Unos pasos le indicaron que alguien bajaba por la escalera; quienquiera que fuese caminaba con la cadencia confiada que era potestad de los marineros expertos. Ni siquiera el chasquido de unos dedos junto a su oído consiguió que Gavin se dignara mirar en dirección a la puerta de la bodega. Ahora que solo era un esclavo necesitaba comportarse como tal, so pena de que lo apalearan por insolente. Aunque acobardarse no se contara entre sus obligaciones, en cambio, estas sí que incluían la necesidad de remar en todo momento, una actividad que consumía todas sus fuerzas.

Amiento levantó las manos de Gavin del remo, abrió los grilletes y silbó para llamar la atención del Número Dos. Este y el Uno ocupaban el escalafón más alto de la permisiva jerarquía por la que se regían los galeotes, lo que significaba que gozaban de permiso para sentarse en la parte de delante cuando querían tomarse un descanso, podían hacer sus recados sin el lastre de las cadenas y solo debían remar si alguno de sus compañeros enfermaba o desfallecía por culpa del agotamiento.
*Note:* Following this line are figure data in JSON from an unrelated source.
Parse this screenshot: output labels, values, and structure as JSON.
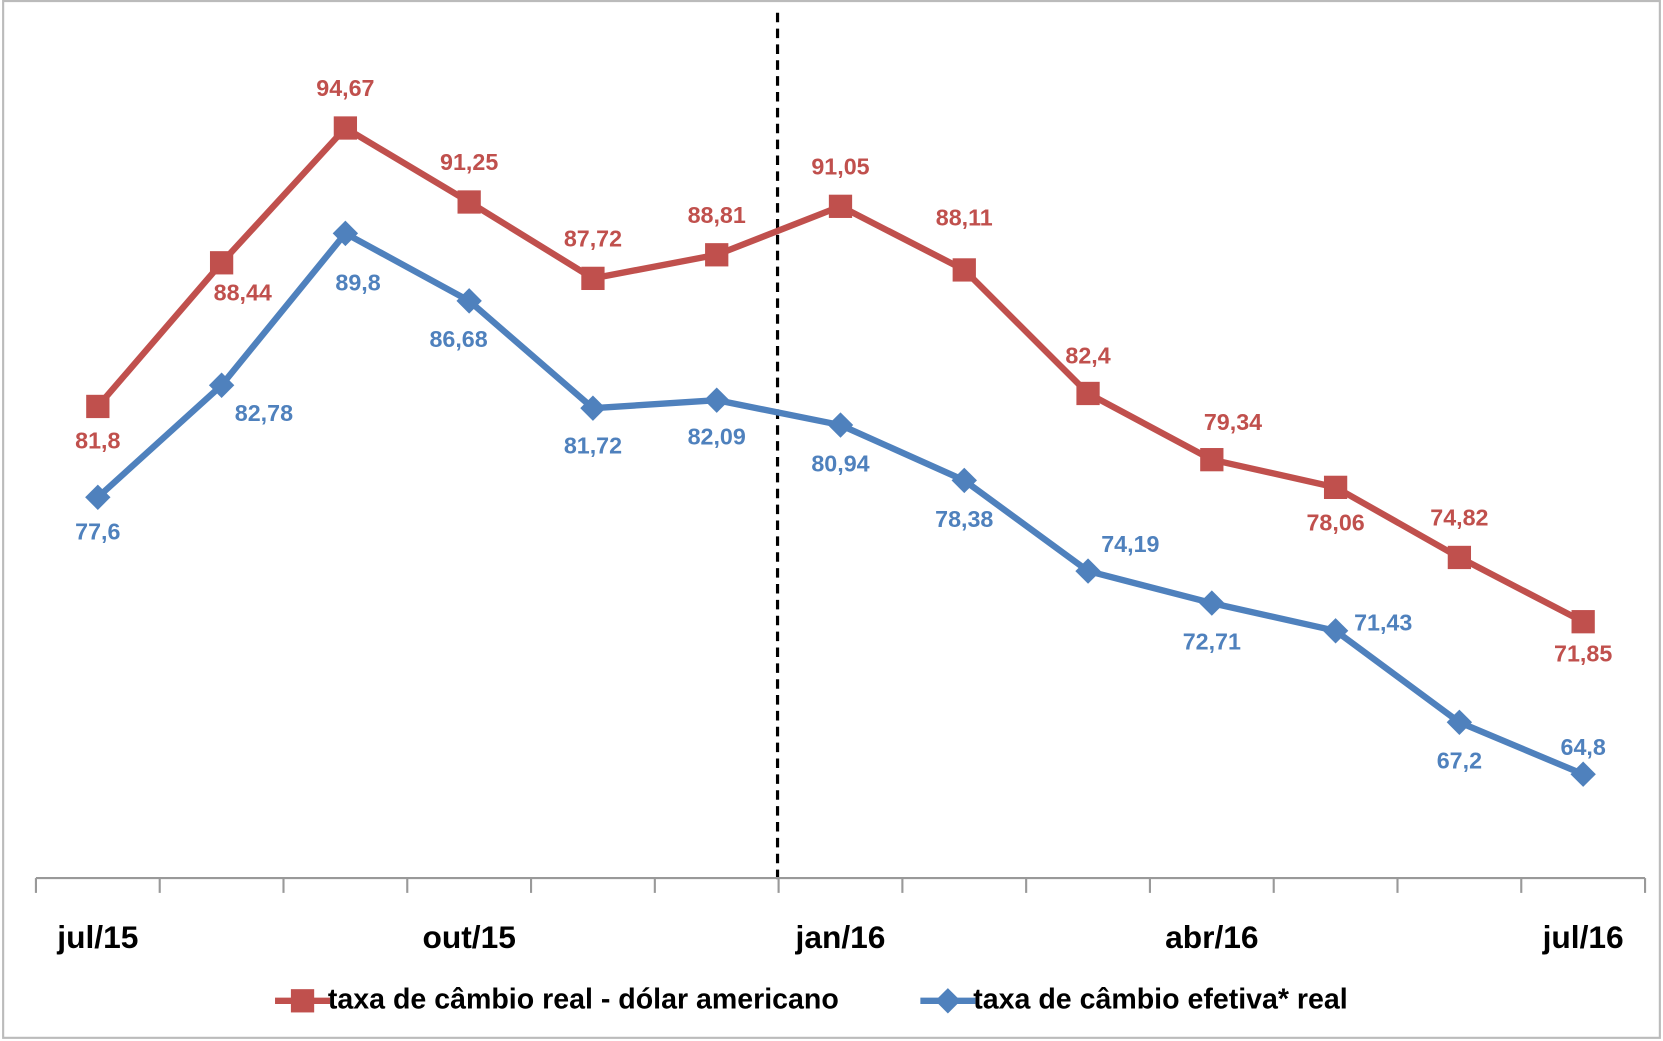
{
  "chart_data": {
    "type": "line",
    "categories": [
      "jul/15",
      null,
      null,
      "out/15",
      null,
      null,
      "jan/16",
      null,
      null,
      "abr/16",
      null,
      null,
      "jul/16"
    ],
    "series": [
      {
        "name": "taxa de câmbio real - dólar americano",
        "color": "#c0504d",
        "marker": "square",
        "values": [
          81.8,
          88.44,
          94.67,
          91.25,
          87.72,
          88.81,
          91.05,
          88.11,
          82.4,
          79.34,
          78.06,
          74.82,
          71.85
        ],
        "value_labels": [
          "81,8",
          "88,44",
          "94,67",
          "91,25",
          "87,72",
          "88,81",
          "91,05",
          "88,11",
          "82,4",
          "79,34",
          "78,06",
          "74,82",
          "71,85"
        ]
      },
      {
        "name": "taxa de câmbio efetiva* real",
        "color": "#4f81bd",
        "marker": "diamond",
        "values": [
          77.6,
          82.78,
          89.8,
          86.68,
          81.72,
          82.09,
          80.94,
          78.38,
          74.19,
          72.71,
          71.43,
          67.2,
          64.8
        ],
        "value_labels": [
          "77,6",
          "82,78",
          "89,8",
          "86,68",
          "81,72",
          "82,09",
          "80,94",
          "78,38",
          "74,19",
          "72,71",
          "71,43",
          "67,2",
          "64,8"
        ]
      }
    ],
    "ylim": [
      60,
      100
    ],
    "legend": "bottom"
  }
}
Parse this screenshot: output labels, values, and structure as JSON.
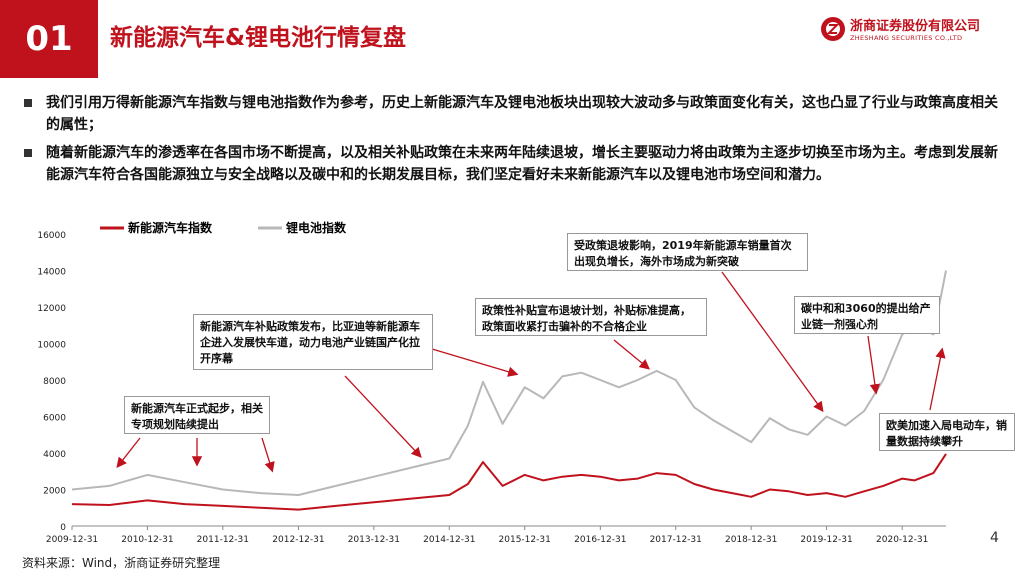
{
  "header": {
    "section_number": "01",
    "title": "新能源汽车&锂电池行情复盘",
    "logo_cn": "浙商证券股份有限公司",
    "logo_en": "ZHESHANG SECURITIES CO.,LTD"
  },
  "bullets": [
    "我们引用万得新能源汽车指数与锂电池指数作为参考，历史上新能源汽车及锂电池板块出现较大波动多与政策面变化有关，这也凸显了行业与政策高度相关的属性；",
    "随着新能源汽车的渗透率在各国市场不断提高，以及相关补贴政策在未来两年陆续退坡，增长主要驱动力将由政策为主逐步切换至市场为主。考虑到发展新能源汽车符合各国能源独立与安全战略以及碳中和的长期发展目标，我们坚定看好未来新能源汽车以及锂电池市场空间和潜力。"
  ],
  "colors": {
    "accent": "#c0121d",
    "nev_line": "#c0121d",
    "battery_line": "#b8b8b8"
  },
  "chart_data": {
    "type": "line",
    "x": [
      "2009-12-31",
      "2010-06-30",
      "2010-12-31",
      "2011-06-30",
      "2011-12-31",
      "2012-06-30",
      "2012-12-31",
      "2013-06-30",
      "2013-12-31",
      "2014-06-30",
      "2014-12-31",
      "2015-03-31",
      "2015-06-12",
      "2015-09-15",
      "2015-12-31",
      "2016-03-31",
      "2016-06-30",
      "2016-09-30",
      "2016-12-31",
      "2017-03-31",
      "2017-06-30",
      "2017-09-30",
      "2017-12-31",
      "2018-03-31",
      "2018-06-30",
      "2018-09-30",
      "2018-12-31",
      "2019-03-31",
      "2019-06-30",
      "2019-09-30",
      "2019-12-31",
      "2020-03-31",
      "2020-06-30",
      "2020-09-30",
      "2020-12-31",
      "2021-02-28",
      "2021-05-31",
      "2021-07-31"
    ],
    "series": [
      {
        "name": "新能源汽车指数",
        "values": [
          1200,
          1150,
          1400,
          1200,
          1100,
          1000,
          900,
          1100,
          1300,
          1500,
          1700,
          2300,
          3500,
          2200,
          2800,
          2500,
          2700,
          2800,
          2700,
          2500,
          2600,
          2900,
          2800,
          2300,
          2000,
          1800,
          1600,
          2000,
          1900,
          1700,
          1800,
          1600,
          1900,
          2200,
          2600,
          2500,
          2900,
          3950
        ]
      },
      {
        "name": "锂电池指数",
        "values": [
          2000,
          2200,
          2800,
          2400,
          2000,
          1800,
          1700,
          2200,
          2700,
          3200,
          3700,
          5500,
          7900,
          5600,
          7600,
          7000,
          8200,
          8400,
          8000,
          7600,
          8000,
          8500,
          8000,
          6500,
          5800,
          5200,
          4600,
          5900,
          5300,
          5000,
          6000,
          5500,
          6300,
          8000,
          10500,
          11000,
          10500,
          14000
        ]
      }
    ],
    "ylim": [
      0,
      16000
    ],
    "yticks": [
      0,
      2000,
      4000,
      6000,
      8000,
      10000,
      12000,
      14000,
      16000
    ],
    "xticks": [
      "2009-12-31",
      "2010-12-31",
      "2011-12-31",
      "2012-12-31",
      "2013-12-31",
      "2014-12-31",
      "2015-12-31",
      "2016-12-31",
      "2017-12-31",
      "2018-12-31",
      "2019-12-31",
      "2020-12-31"
    ],
    "legend_position": "top-left",
    "annotations": [
      {
        "text": "新能源汽车正式起步，相关专项规划陆续提出"
      },
      {
        "text": "新能源汽车补贴政策发布，比亚迪等新能源车企进入发展快车道，动力电池产业链国产化拉开序幕"
      },
      {
        "text": "政策性补贴宣布退坡计划，补贴标准提高，政策面收紧打击骗补的不合格企业"
      },
      {
        "text": "受政策退坡影响，2019年新能源车销量首次出现负增长，海外市场成为新突破"
      },
      {
        "text": "碳中和和3060的提出给产业链一剂强心剂"
      },
      {
        "text": "欧美加速入局电动车，销量数据持续攀升"
      }
    ]
  },
  "footer": {
    "source": "资料来源：Wind，浙商证券研究整理",
    "page": "4"
  }
}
Una vez que Amiento volvió a esposarle las manos, en esta ocasión a la espalda, Gavin alzó la cabeza para contemplar al capitán Artillero, erguido en lo alto de la escalera de la bodega. Ilytiano, con la piel negra como la noche cerrada, de barba agreste y ensortijada, el Artillero lucía unos holgados pantalones de marinero y un elegante jubón con brocados que dejaba al descubierto su torso desnudo. Irradiaba la seductora exaltación propia de los locos y los profetas. Pensaba en voz alta. Hablaba con el mar. No admitía igual ni en el cielo ni en la tierra y, por lo que respectaba a disparar cañones de todos los calibres, su soberbia estaba justificada. No hacía mucho que el Artillero había tenido que saltar por la borda de un barco en llamas y lleno de agujeros por culpa del Prisma. Sin saber muy bien por qué, en aquel momento Gavin permitió que escapara con vida.
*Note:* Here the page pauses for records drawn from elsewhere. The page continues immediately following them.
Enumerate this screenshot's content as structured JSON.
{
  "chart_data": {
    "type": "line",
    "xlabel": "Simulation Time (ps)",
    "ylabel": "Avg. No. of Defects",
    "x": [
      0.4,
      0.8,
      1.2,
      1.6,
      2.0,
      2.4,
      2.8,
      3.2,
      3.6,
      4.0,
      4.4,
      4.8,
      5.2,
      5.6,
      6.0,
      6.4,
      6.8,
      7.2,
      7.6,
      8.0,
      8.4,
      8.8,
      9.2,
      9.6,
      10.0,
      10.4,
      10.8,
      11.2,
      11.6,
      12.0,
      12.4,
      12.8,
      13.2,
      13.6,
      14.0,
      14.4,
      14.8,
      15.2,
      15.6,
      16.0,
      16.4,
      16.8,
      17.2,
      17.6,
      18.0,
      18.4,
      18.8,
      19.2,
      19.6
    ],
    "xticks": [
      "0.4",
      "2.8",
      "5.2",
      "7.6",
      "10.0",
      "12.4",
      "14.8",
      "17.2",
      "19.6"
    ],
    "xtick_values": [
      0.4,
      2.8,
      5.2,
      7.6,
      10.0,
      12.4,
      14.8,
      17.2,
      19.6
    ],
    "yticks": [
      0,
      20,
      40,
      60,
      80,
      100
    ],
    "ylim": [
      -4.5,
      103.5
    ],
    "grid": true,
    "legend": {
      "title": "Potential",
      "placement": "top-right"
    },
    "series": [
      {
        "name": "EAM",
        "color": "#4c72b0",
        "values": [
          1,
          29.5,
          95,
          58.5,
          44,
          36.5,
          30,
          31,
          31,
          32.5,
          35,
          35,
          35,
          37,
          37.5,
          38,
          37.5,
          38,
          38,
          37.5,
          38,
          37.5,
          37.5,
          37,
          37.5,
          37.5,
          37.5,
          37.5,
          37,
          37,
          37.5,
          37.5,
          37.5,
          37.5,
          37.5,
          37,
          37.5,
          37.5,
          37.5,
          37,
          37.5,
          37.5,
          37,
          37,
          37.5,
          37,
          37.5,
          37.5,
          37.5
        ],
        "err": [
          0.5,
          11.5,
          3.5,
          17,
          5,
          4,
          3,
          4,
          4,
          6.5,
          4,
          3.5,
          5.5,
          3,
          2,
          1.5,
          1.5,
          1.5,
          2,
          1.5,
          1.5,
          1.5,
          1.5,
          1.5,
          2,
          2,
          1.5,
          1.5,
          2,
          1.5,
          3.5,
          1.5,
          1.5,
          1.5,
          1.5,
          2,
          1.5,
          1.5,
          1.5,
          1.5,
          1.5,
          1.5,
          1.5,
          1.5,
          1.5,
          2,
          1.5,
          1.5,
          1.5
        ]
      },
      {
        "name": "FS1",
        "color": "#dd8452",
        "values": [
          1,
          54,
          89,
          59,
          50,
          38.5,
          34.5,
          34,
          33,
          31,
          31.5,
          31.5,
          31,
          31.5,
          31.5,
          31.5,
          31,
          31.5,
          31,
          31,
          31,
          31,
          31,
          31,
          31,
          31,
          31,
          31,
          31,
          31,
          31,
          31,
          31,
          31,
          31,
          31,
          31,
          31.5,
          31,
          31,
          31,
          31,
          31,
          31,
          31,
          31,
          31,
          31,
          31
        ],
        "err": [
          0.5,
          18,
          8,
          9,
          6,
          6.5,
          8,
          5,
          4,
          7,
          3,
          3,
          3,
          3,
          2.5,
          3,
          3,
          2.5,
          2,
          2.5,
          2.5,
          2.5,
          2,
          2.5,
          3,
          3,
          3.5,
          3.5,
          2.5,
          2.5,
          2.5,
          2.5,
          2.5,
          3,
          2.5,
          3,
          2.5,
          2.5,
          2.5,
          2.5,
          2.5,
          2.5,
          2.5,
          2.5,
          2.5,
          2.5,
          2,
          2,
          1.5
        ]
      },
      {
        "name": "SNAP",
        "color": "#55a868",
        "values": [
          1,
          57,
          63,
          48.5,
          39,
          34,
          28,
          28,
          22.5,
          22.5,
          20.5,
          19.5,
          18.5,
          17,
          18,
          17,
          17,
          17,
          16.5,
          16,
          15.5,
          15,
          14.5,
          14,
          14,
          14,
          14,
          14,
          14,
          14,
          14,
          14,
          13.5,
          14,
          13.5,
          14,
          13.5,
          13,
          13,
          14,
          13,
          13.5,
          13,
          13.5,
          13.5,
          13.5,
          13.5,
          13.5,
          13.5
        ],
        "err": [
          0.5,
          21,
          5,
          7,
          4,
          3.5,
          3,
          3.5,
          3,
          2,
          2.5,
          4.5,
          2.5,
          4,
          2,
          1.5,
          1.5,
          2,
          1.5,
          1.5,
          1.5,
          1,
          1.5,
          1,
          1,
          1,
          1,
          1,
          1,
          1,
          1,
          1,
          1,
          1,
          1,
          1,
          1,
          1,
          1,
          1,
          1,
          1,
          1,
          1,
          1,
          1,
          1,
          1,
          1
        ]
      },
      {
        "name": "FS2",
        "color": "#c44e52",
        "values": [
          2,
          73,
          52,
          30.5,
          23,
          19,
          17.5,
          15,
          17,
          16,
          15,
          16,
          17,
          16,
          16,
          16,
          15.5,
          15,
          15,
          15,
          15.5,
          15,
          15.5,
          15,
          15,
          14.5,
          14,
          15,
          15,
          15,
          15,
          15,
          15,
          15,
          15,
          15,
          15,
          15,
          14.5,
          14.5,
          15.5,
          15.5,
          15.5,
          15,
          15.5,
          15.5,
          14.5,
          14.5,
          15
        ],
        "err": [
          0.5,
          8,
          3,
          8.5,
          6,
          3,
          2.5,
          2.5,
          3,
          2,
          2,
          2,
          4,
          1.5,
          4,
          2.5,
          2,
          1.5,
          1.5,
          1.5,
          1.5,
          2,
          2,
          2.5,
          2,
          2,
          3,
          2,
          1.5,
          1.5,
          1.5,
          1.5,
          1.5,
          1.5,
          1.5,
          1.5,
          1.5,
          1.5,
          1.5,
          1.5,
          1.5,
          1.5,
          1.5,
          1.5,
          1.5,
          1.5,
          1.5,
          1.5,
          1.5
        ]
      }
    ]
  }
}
Las buenas acciones te llevarán a la tumba.

—Acércate aquí, Guile, pequeñín —dijo el capitán Artillero—, que me estoy quedando sin argumentos para permitir que sigas respirando.

cap-3

3

Las ensangrentadas palmas de Kip habían dejado una mancha carmesí, vibrante y viscosa, allí donde sus manos sujetaban el remo. Tras formarse las primeras ampollas, estas se habían llenado de un plasma incoloro. La piel de debajo, reblandecida, había terminado por rasgarse. De resultas, los hilillos de sangre se habían mezclado con el plasma como remolinos de luxina roja. Las llagas, machacadas sin cesar contra el remo, no cesaban de supurar y agrietarse. Entonces cambió la posición de las manos y asistió a la formación de nuevas ampollas, incoloras al principio y teñidas de rojo después. Al final también se abrieron.
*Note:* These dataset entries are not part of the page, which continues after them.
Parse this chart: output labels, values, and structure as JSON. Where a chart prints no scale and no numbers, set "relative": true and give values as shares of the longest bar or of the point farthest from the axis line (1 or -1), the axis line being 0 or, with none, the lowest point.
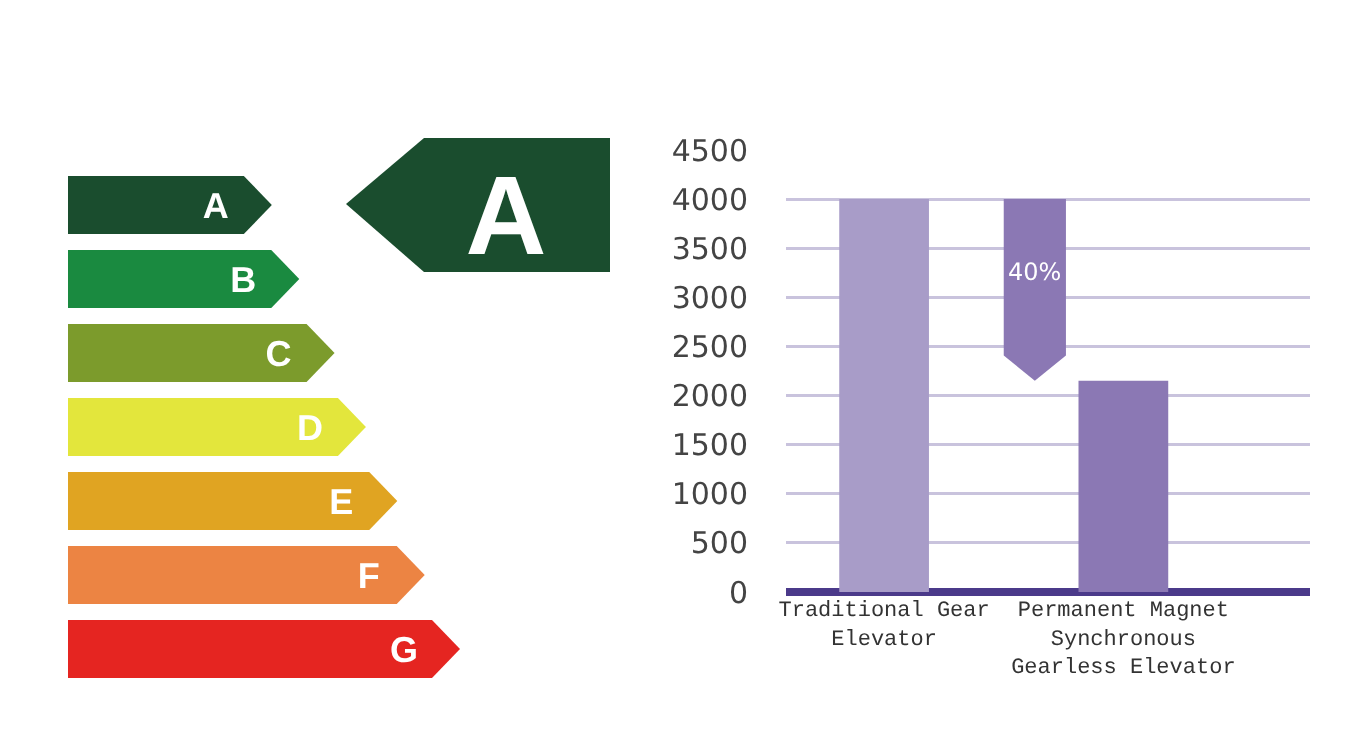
{
  "chart_data": [
    {
      "type": "bar",
      "categories": [
        "Traditional Gear Elevator",
        "Permanent Magnet Synchronous Gearless Elevator"
      ],
      "colors": [
        "#a89cc8",
        "#8b78b4"
      ],
      "values": [
        4000,
        2150
      ],
      "ylim": [
        0,
        4500
      ],
      "yticks": [
        0,
        500,
        1000,
        1500,
        2000,
        2500,
        3000,
        3500,
        4000,
        4500
      ],
      "grid": "y",
      "annotations": [
        "40%"
      ]
    },
    {
      "type": "bar",
      "orientation": "horizontal",
      "relative": true,
      "categories": [
        "A",
        "B",
        "C",
        "D",
        "E",
        "F",
        "G"
      ],
      "values": [
        0.52,
        0.59,
        0.68,
        0.76,
        0.84,
        0.91,
        1
      ],
      "colors": [
        "#1a4d2e",
        "#1a8a40",
        "#7c9b2c",
        "#e3e63c",
        "#e0a422",
        "#ec8443",
        "#e52521"
      ],
      "annotations": [
        "A"
      ]
    }
  ]
}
El color solo podía intuirlo, no obstante, puesto que no veía nada. Tan solo podía imaginarse lo que lo aguardaba cuando se quitara la venda que Zymun le había aplicado para impedir que trazara. Zymun, el policromo seguidor del Príncipe de los Colores. El mismo que había atentado contra Kip en Rekton e intentado asesinar a Gavin en Garriston. El mismo que ahora apuntaba con una pistola a la cabeza de Kip. Zymun, su hermanastro.

Zymun podía darse por muerto.

—¿Se puede saber a qué viene esa sonrisa? —preguntó este.

La barca cabriolaba y se encabritaba a merced de los golpes de mar, tal como llevaba haciendo los dos últimos días. Privado del sentido de la vista, a Kip le resultaba imposible orientarse en medio de aquel laberinto de olas, remar en el momento correcto y descansar cuando fuera apropiado. De vez en cuando, al tirar de uno de los remos, sentía cómo este escapaba del agua y sucumbía al desconcierto hasta que Zymun lo instruía a gritos. Y así llevaban dos días. Dos días que parecían una eternidad.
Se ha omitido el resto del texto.